Destinations – what motivates engagement?
DESTINATIONS - WHAT MOTIVATES ENGAGEMENT?
This blog explores the factors that motivate people within a destination to ‘engage’ at destination level.
I recently worked with a group of very interesting people whose work requires them to achieve engagement and participation of stakeholders in their destinations. While committed to it, they find it challenging. To build engagement, it’s really helpful to understand the motivations for engagement in the first place.
Here’s Maslow’s Hierarchy of Human Needs, as valid today as it was when he first shared it with the world in the 1940s. A brief summary is that humans have five core needs that are staggered in a hierarchy, and that we must satisfy our needs at each level before moving up to the next one. The first two needs relate to survival – we need water, food, shelter and to feel protected before we can consider any higher level needs, for example.
How does an understanding of these needs play out in destination engagement?
Physiological: At a fundamental level, people must have a framework for engagement – they must have time to engage and also the forum for engagement must be physically accessible in terms of distance or ease of access.

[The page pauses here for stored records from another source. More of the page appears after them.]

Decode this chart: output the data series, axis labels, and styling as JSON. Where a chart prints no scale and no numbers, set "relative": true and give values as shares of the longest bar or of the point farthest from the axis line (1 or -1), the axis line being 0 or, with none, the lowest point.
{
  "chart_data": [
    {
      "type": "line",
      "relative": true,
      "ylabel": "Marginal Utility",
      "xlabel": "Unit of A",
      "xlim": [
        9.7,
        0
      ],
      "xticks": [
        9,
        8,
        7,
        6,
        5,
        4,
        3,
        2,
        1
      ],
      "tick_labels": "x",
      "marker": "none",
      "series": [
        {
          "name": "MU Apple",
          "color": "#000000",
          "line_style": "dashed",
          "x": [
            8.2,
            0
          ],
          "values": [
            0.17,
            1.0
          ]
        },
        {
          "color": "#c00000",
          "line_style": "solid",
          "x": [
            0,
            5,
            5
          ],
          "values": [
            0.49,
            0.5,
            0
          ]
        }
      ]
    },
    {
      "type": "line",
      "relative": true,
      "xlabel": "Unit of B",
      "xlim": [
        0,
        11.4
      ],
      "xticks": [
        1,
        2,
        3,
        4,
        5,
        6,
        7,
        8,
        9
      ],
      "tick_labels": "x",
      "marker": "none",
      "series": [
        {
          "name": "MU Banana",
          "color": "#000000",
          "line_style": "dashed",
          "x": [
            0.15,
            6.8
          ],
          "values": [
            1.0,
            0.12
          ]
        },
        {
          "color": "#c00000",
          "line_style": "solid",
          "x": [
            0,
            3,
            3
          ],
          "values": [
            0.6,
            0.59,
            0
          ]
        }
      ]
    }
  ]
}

Therefore, keep things short, focused and geographically accessible.
Safety relates to ‘fear’. when something we care about is threatened, we act. Stakeholders will be motivated to engage on matters that they feel threaten the short-term or long-term health of their destination.
Therefore, seek to understand what makes people fearful, acknowledge what is at stake, verbalise it and address where the destination is in relation to it.
Love/Belonging in terms of engagement is also sometimes referred to as ‘Herd Mentality’: people engage when others they know and trust engage. People like to belong with others that they admire and respect.
Therefore, identify those who generate trust and respect and allow them to lead and engage others.
Esteem in destination terms relates to influence and power. People in destinations want to have a voice and want to be heard. If they feel they can have a tangible influence over the outcome, they will be motivated to participate.
Therefore, ensure that what you are asking people to engage in actually makes a difference. Be action-oriented and emphasise how their participation influences the outcomes.
Self actualization may express itself as altruism: with all other needs satisfied, humans are motivated by a strong need to give back, to contribute, to help others and leave a legacy.
This is the point where people wish to focus on The Common Good or The Bigger Picture and is ideally the space where destination engagement would operate within. Be mindful that a group can only operate at this level if all earlier needs on the hierarchy have been addressed.
To summarise, meaningful engagement will play out through short, fun, easy, convenient and focused activities that actually make a difference and that benefit from widespread contribution.